Bunları niye söylüyorum, pişmanlığı sizde hetero olduğuna dair umut doğurmasın diye. Ben çok az ihtimal veriyorum heteroseksüel olmasına. Çünkü bir düşünün, siz kendinizi hiç hemcinsinizle düşünebiliyor musunuz? Ergenlikte düşündünüz mü? Kimilerinin ergenliği ve cinsel kimlik bunalımı sancılı geçer. %1 böyle bir ihtimal de olabilir. Ama cinsel ilişki denemesinden sonra korkmasına, pişman olmasına rağmen sonra yine öpüşme olayı geçiyorsa bu ihtimal üzerinde fazla durmayın derim.
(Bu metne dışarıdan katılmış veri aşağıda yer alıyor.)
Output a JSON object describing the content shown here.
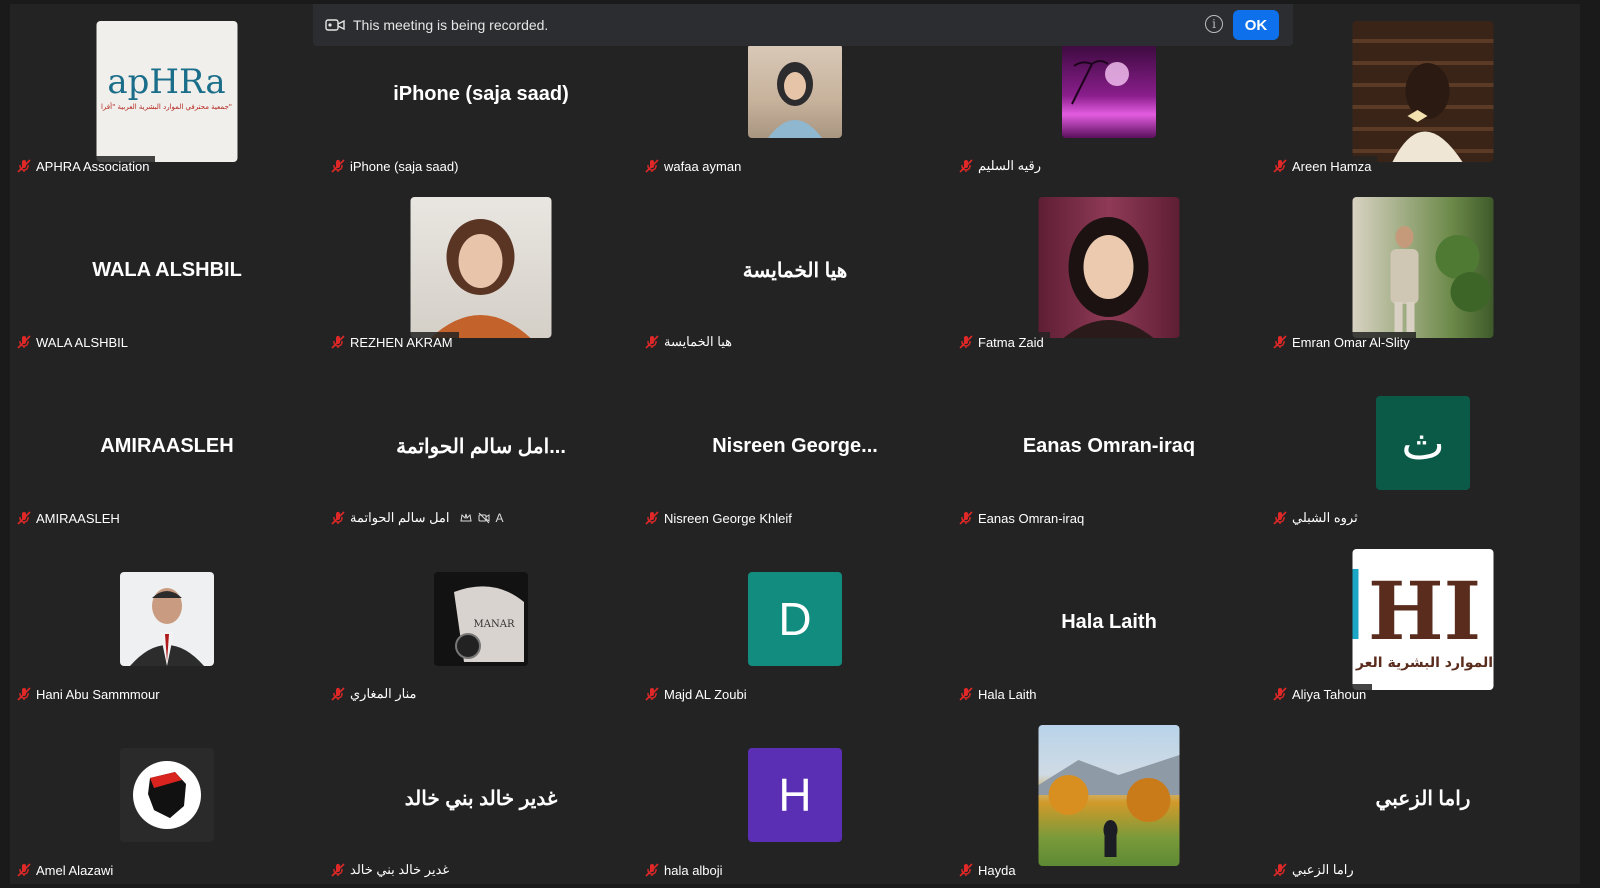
{
  "banner": {
    "text": "This meeting is being recorded.",
    "ok_label": "OK"
  },
  "tiles": [
    {
      "label": "APHRA Association",
      "kind": "photo-lg",
      "logo_text": "apHRa",
      "logo_sub": "جمعية محترفي الموارد البشرية العربية \"أفرا\""
    },
    {
      "label": "iPhone (saja saad)",
      "kind": "name",
      "display": "iPhone (saja saad)"
    },
    {
      "label": "wafaa ayman",
      "kind": "photo-sm",
      "scene": "woman-hijab"
    },
    {
      "label": "رقيه السليم",
      "kind": "photo-sm",
      "scene": "purple-night"
    },
    {
      "label": "Areen Hamza",
      "kind": "photo-lg",
      "scene": "bookshelf"
    },
    {
      "label": "WALA ALSHBIL",
      "kind": "name",
      "display": "WALA ALSHBIL"
    },
    {
      "label": "REZHEN AKRAM",
      "kind": "photo-lg",
      "scene": "woman-portrait"
    },
    {
      "label": "هيا الخمايسة",
      "kind": "name",
      "display": "هيا الخمايسة"
    },
    {
      "label": "Fatma Zaid",
      "kind": "photo-lg",
      "scene": "woman-smile"
    },
    {
      "label": "Emran Omar Al-Slity",
      "kind": "photo-lg",
      "scene": "man-plants"
    },
    {
      "label": "AMIRAASLEH",
      "kind": "name",
      "display": "AMIRAASLEH"
    },
    {
      "label": "امل سالم الحواتمة",
      "kind": "name",
      "display": "امل سالم الحواتمة...",
      "extra_letter": "A"
    },
    {
      "label": "Nisreen  George Khleif",
      "kind": "name",
      "display": "Nisreen  George..."
    },
    {
      "label": "Eanas Omran-iraq",
      "kind": "name",
      "display": "Eanas Omran-iraq"
    },
    {
      "label": "ثروه الشبلي",
      "kind": "letter",
      "letter": "ث",
      "color": "#0b5a48"
    },
    {
      "label": "Hani Abu Sammmour",
      "kind": "photo-sm",
      "scene": "man-suit"
    },
    {
      "label": "منار المغاري",
      "kind": "photo-sm",
      "scene": "hand-tattoo",
      "tattoo_text": "MANAR"
    },
    {
      "label": "Majd AL Zoubi",
      "kind": "letter",
      "letter": "D",
      "color": "#128c7e"
    },
    {
      "label": "Hala Laith",
      "kind": "name",
      "display": "Hala Laith"
    },
    {
      "label": "Aliya Tahoun",
      "kind": "photo-lg",
      "scene": "hr-logo",
      "logo_big": "HI",
      "logo_sub": "الموارد البشرية العر"
    },
    {
      "label": "Amel Alazawi",
      "kind": "photo-sm",
      "scene": "iraq-map"
    },
    {
      "label": "غدير خالد بني خالد",
      "kind": "name",
      "display": "غدير خالد بني خالد"
    },
    {
      "label": "hala alboji",
      "kind": "letter",
      "letter": "H",
      "color": "#5b2fb4"
    },
    {
      "label": "Hayda",
      "kind": "photo-lg",
      "scene": "autumn"
    },
    {
      "label": "راما الزعبي",
      "kind": "name",
      "display": "راما الزعبي"
    }
  ]
}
Gelelim siz ne yapmalısınız kısmına; öncelikle bence çok iyi bir ablasınız. Böyle bir konuyu size anlatabilmesi bile(özellikle o yaşta, çok zordur) size çok güvendiğini gösterir. İşe ablanızı susturmakla başlayın. "Top musun" ne iğrenç bir laftır. En yakınlarından bunları duymak onu daha büyük bir bunalıma iter.
Sonralıkla, başka bir psikiyatr'e götürün. Eşcinsellik bahsettiğim gibi, bir hastalık değildir, dolayısıyla tedavisi de yoktur. Ben şuan üstünkörü çıkarımlar yaptım, yeni bir psikiyatrla konuştuktan sonra yönelimi az çok ortaya çıkacaktır. Siz bu süreçte onu her şekilde sevdiğinizi, kabullendiğinizi hissettirin.
Psikiyatr sizle de görüşecektir. Heteroseksüel değilse eğer, kendini kabul etmesini sağlayın. Kendinden nefret etmesine izin vermeyin(buna çok eğilimlidirler, ailem duysa benden nefret eder, iğrenç biriyim gibi düşünceler olabilir kafalarında). Kendini kabullenmesini, bu şekilde devam etmesini sağlayın. Bunu tek başına yapmanız zor, psikiyatrdan destek almaya devam edin o yüzden. Bir şeyleri aştıktan ve bir şeyler kesinleştikten sonra da, bilinçlenmesini sağlayın. Gaylerin büyük kısmı(toplum tarafından da bilindiği kadarıyla) cinsel anlamda rahatlardır. Mesela benim arkadaşım hiç öyle değil, ama çevresindeki arkadaşları böyle. Bu kişilikle de alakalı tabii ama yalnızca cinselliğe dayalı ilişki yaşamaya eğilimli çok büyük bir topluluk var. Eşcinsel ilişki yalnızca cinsel anlamda değildir, bunu anlatın. Duygusal ilişkiler kurulabilir, heteroseksüel bir çiftten hiçbir farkları olmayabilir. Bunu öğrenmesi gerek, çevresini düzgün seçmesi ve sağlığına dikkat etmesi gerek. Anladığım kadarıyla akıllı bir çocuk zaten.
Son olarak, ailenize söylemeyin. Aileniz kabul edebilecek bir aile değil belli ki, belli bir yaştan sonra belki kendisi söyler, kendi kararı. Bana kalırsa bilmelerine gerek yok, ablanız da dahil.